Als gesetzliche Regelung gelten die formellen und materiellen Vorschriften des dispositiven Rechts sowie die von der Rechtsprechung entwickelten ungeschriebenen Rechtsgrundsätze und durch Auslegung, Analogie oder Rechtsfortbildung abgeleitete Rechtsregeln.[1] Tarifverträge sowie Dienst- oder Betriebsvereinbarungen sind dabei keine gesetzlichen Regelungen. Dispositives Recht ist dasjenige Recht, von dem durch Vereinbarung abgewichen werden kann. Aus diesem Grunde ist der Anwendungsbereich des Absatzes 2 im Arbeitsrecht gering. Mit Erfassung des Richterrechts wird der Anwendungsbereich allerdings wieder etwas erweitert, beispielsweise durch die Rechtsprechung im Zusammenhang mit dem Beschäftigungsanspruch der Arbeitnehmer und Freistellungsklauseln.[2]

[1] BAG, Urteil v. 18.1.2012, 10 AZR 612/10.
[2] Clemenz/Kreft/Krause/Klumpp, 307 BGB, Rn. 68.
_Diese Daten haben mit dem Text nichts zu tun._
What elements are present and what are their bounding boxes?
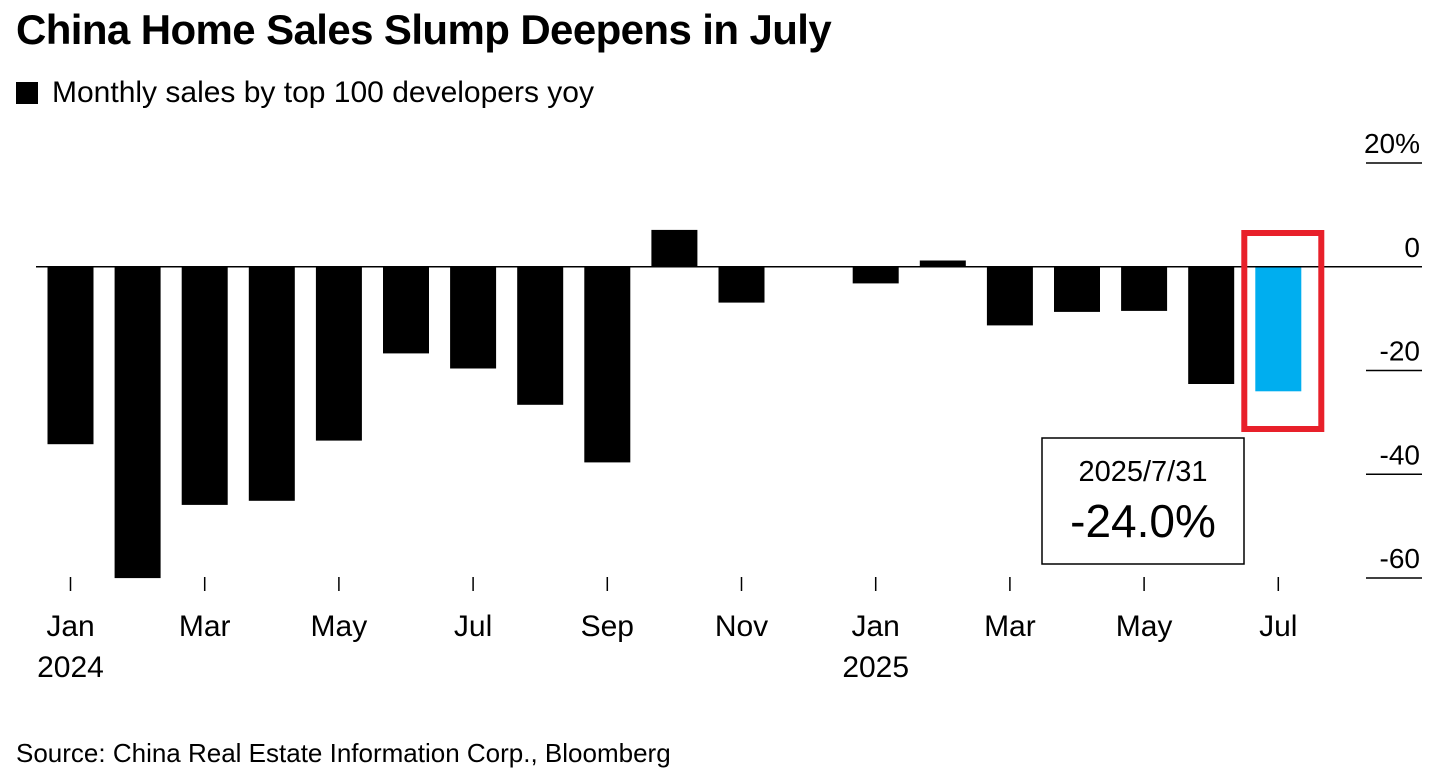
- y-tick-label: 0: [1404, 232, 1420, 263]
- y-tick-label: -60: [1380, 543, 1420, 574]
- bar-apr-2025: [1054, 266, 1100, 312]
- bar-jun-2025: [1188, 266, 1235, 384]
- y-axis: 20% 0 -20 -40 -60: [1364, 128, 1422, 579]
- x-tick-label: Jul: [1259, 610, 1297, 643]
- bar-oct-2024: [651, 229, 698, 267]
- bar-may-2024: [315, 266, 362, 441]
- bar-aug-2024: [517, 266, 564, 405]
- x-tick-label: May: [311, 610, 368, 643]
- chart-title: China Home Sales Slump Deepens in July: [16, 6, 832, 53]
- x-tick-label: Mar: [984, 610, 1036, 643]
- bar-may-2025: [1121, 266, 1168, 311]
- y-tick-label: -40: [1380, 439, 1420, 470]
- x-tick-label: Jul: [454, 610, 492, 643]
- y-tick-label: -20: [1380, 336, 1420, 367]
- bar-jun-2024: [383, 266, 429, 354]
- callout-value: -24.0%: [1070, 495, 1216, 547]
- y-tick-label: 20%: [1364, 128, 1420, 159]
- callout-box: [1041, 437, 1245, 565]
- x-year-label: 2024: [37, 651, 104, 684]
- x-tick-label: Mar: [179, 610, 231, 643]
- x-year-label: 2025: [842, 651, 909, 684]
- x-axis: Jan Mar May Jul Sep Nov Jan Mar May Jul 2024 2025: [37, 577, 1297, 684]
- x-tick-label: Jan: [852, 610, 900, 643]
- bar-feb-2024: [114, 266, 161, 579]
- bar-sep-2024: [584, 266, 631, 463]
- bar-apr-2024: [248, 266, 295, 501]
- bar-nov-2024: [718, 266, 765, 303]
- bar-mar-2025: [986, 266, 1033, 326]
- x-tick-label: May: [1116, 610, 1173, 643]
- highlight-box: [1241, 230, 1325, 432]
- source-note: Source: China Real Estate Information Co…: [16, 738, 671, 768]
- legend-label: Monthly sales by top 100 developers yoy: [52, 76, 594, 109]
- bar-jan-2024: [47, 266, 94, 445]
- bar-jul-2025: [1255, 266, 1302, 392]
- x-tick-label: Nov: [715, 610, 768, 643]
- bar-mar-2024: [181, 266, 228, 505]
- callout-date: 2025/7/31: [1078, 456, 1207, 488]
- legend: Monthly sales by top 100 developers yoy: [16, 76, 594, 110]
- bar-jan-2025: [852, 266, 899, 284]
- bar-jul-2024: [450, 266, 497, 369]
- bar-feb-2025: [919, 260, 966, 267]
- x-tick-label: Sep: [581, 610, 634, 643]
- x-tick-label: Jan: [46, 610, 94, 643]
- bars-layer: [47, 229, 1302, 579]
- highlight-layer: 2025/7/31 -24.0%: [1041, 230, 1325, 565]
- legend-swatch: [16, 82, 38, 104]
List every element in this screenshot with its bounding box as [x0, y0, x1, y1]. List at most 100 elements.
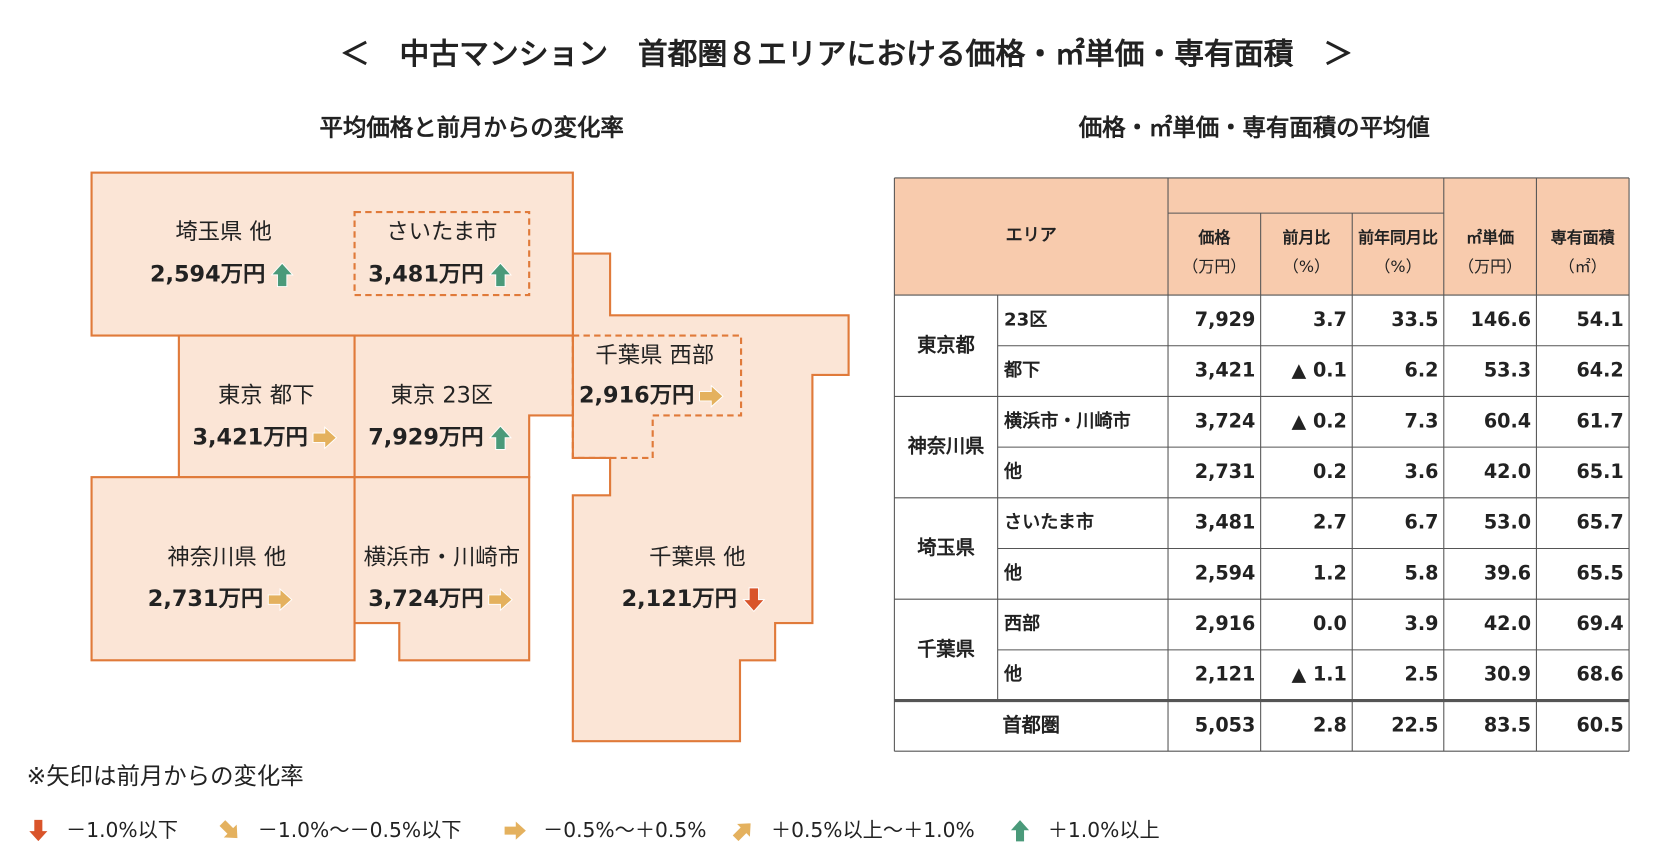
region-price: 7,929万円 [368, 424, 483, 450]
region-price: 3,481万円 [368, 261, 483, 287]
cell: 3.6 [1405, 460, 1439, 483]
region-name: 埼玉県 他 [175, 219, 271, 245]
group-name: 神奈川県 [908, 435, 985, 458]
header-unit: （万円） [1458, 257, 1522, 276]
region-name: 東京 都下 [218, 383, 314, 409]
cell: 7.3 [1405, 409, 1439, 432]
cell: 60.4 [1484, 409, 1531, 432]
trend-arrow [731, 822, 752, 843]
row-label: 他 [1003, 663, 1022, 685]
region-price: 3,421万円 [193, 424, 308, 450]
trend-arrow [312, 426, 338, 450]
region-name: 千葉県 他 [649, 545, 745, 571]
row-label: さいたま市 [1004, 511, 1094, 533]
cell: 0.0 [1313, 612, 1347, 635]
trend-arrow [699, 384, 724, 408]
row-label: 都下 [1003, 360, 1040, 381]
trend-arrow [27, 819, 50, 843]
cell: 53.3 [1484, 359, 1531, 382]
cell: 65.7 [1576, 511, 1623, 534]
header-unit: （%） [1283, 257, 1330, 276]
cell: ▲ 0.2 [1292, 409, 1347, 432]
header-area: エリア [1006, 225, 1057, 245]
cell: 3,421 [1195, 359, 1256, 382]
chiba-shape [571, 252, 850, 743]
group-name: 千葉県 [917, 637, 974, 660]
cell: 61.7 [1576, 409, 1623, 432]
trend-arrow [488, 588, 513, 612]
cell: 2.7 [1313, 511, 1347, 534]
region-name: さいたま市 [386, 219, 497, 245]
map-shapes [90, 171, 850, 743]
chiba-west-border [571, 334, 743, 460]
cell: 6.7 [1405, 511, 1439, 534]
cell: 2.8 [1313, 713, 1347, 736]
cell: 30.9 [1484, 663, 1531, 686]
cell: 60.5 [1576, 713, 1623, 736]
trend-arrow [488, 425, 513, 450]
row-label: 23区 [1004, 309, 1047, 330]
row-label: 他 [1003, 562, 1022, 584]
cell: ▲ 0.1 [1292, 359, 1347, 382]
cell: ▲ 1.1 [1292, 663, 1347, 686]
legend-label: －1.0%以下 [66, 818, 178, 842]
kanagawa-shape [90, 476, 356, 662]
cell: 83.5 [1484, 713, 1531, 736]
trend-arrow [1008, 818, 1032, 843]
group-name: 埼玉県 [917, 536, 974, 559]
region-name: 千葉県 西部 [595, 342, 714, 368]
cell: 54.1 [1576, 308, 1623, 331]
trend-arrow [270, 262, 294, 288]
total-label: 首都圏 [1002, 713, 1059, 736]
region-name: 神奈川県 他 [167, 545, 286, 571]
region-name: 東京 23区 [391, 383, 494, 409]
region-price: 2,731万円 [148, 586, 263, 612]
legend-label: ＋0.5%以上～＋1.0% [771, 818, 975, 842]
trend-arrow [267, 588, 293, 612]
cell: 3,481 [1195, 511, 1256, 534]
region-price: 2,121万円 [622, 586, 737, 612]
cell: 2.5 [1405, 663, 1439, 686]
row-label: 他 [1003, 460, 1022, 482]
cell: 33.5 [1391, 308, 1438, 331]
cell: 22.5 [1391, 713, 1438, 736]
cell: 39.6 [1484, 561, 1531, 584]
cell: 5,053 [1195, 713, 1256, 736]
row-label: 横浜市・川崎市 [1004, 410, 1131, 432]
cell: 42.0 [1484, 460, 1531, 483]
cell: 42.0 [1484, 612, 1531, 635]
cell: 6.2 [1405, 359, 1439, 382]
trend-arrow [218, 818, 239, 840]
region-price: 3,724万円 [368, 586, 483, 612]
cell: 2,916 [1195, 612, 1256, 635]
cell: 65.5 [1576, 561, 1623, 584]
cell: 5.8 [1405, 561, 1439, 584]
cell: 3.9 [1405, 612, 1439, 635]
cell: 2,121 [1195, 663, 1256, 686]
header-unit: （万円） [1182, 257, 1246, 276]
yokohama-shape [353, 476, 531, 662]
cell: 3,724 [1195, 409, 1256, 432]
cell: 146.6 [1471, 308, 1532, 331]
cell: 64.2 [1576, 359, 1623, 382]
cell: 53.0 [1484, 511, 1531, 534]
page-title: ＜ 中古マンション 首都圏８エリアにおける価格・㎡単価・専有面積 ＞ [340, 37, 1353, 72]
map-title: 平均価格と前月からの変化率 [320, 113, 624, 141]
table-title: 価格・㎡単価・専有面積の平均値 [1078, 113, 1430, 141]
trend-arrow [742, 587, 766, 613]
header-name: 価格 [1197, 228, 1231, 247]
cell: 69.4 [1576, 612, 1623, 635]
saitama-city-border [353, 210, 531, 297]
header-name: 専有面積 [1551, 228, 1615, 247]
region-price: 2,916万円 [579, 383, 694, 409]
cell: 65.1 [1576, 460, 1623, 483]
table-header-bg [894, 177, 1630, 296]
cell: 0.2 [1313, 460, 1347, 483]
cell: 7,929 [1195, 308, 1256, 331]
header-unit: （%） [1374, 257, 1421, 276]
saitama-shape [90, 171, 574, 337]
header-name: ㎡単価 [1466, 228, 1514, 247]
row-label: 西部 [1004, 613, 1040, 635]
5.2.2 Abweichen von wesentlichen Grundgedanken

 

Rz. 26

Mit der Formulierung "wesentliche Grundgedanken" bringt der Gesetzgeber zum Ausdruck, dass nicht jede Abweichung von den gesetzlichen Regeln zur Unangemessenheit führt. Die Rechtsprechung bedient sich insoweit an entwickelten gesetzlichen Leitbildern. Als Beispiel sei hier das Erfordernis des Verschuldens für die Verwirkung einer Vertragsstrafe zu nennen.[1] Daraus folgt, dass zunächst die Grundgedanken einer Norm freigelegt werden müssen, um sodann durch einen Vergleich des durch AGB vereinbarten Zustandes mit dem, der nach der gesetzlichen Regelung vorläge, eine Abweichung feststellen zu können.

[1] BAG, Urteil v. 21.4.05, 8 AZR 425/04.

5.2.3 Unvereinbarkeit

 

Rz. 27

Auch führt nicht jedes Abweichen bereits zur Unangemessenheit und damit zur Unwirksamkeit, sondern lediglich dann, wenn dies unvereinbar ist. Erforderlich ist es daher, dass nicht nur im Randbereich, sondern im Kern von den wesentlichen Grundgedanken abgewichen wird.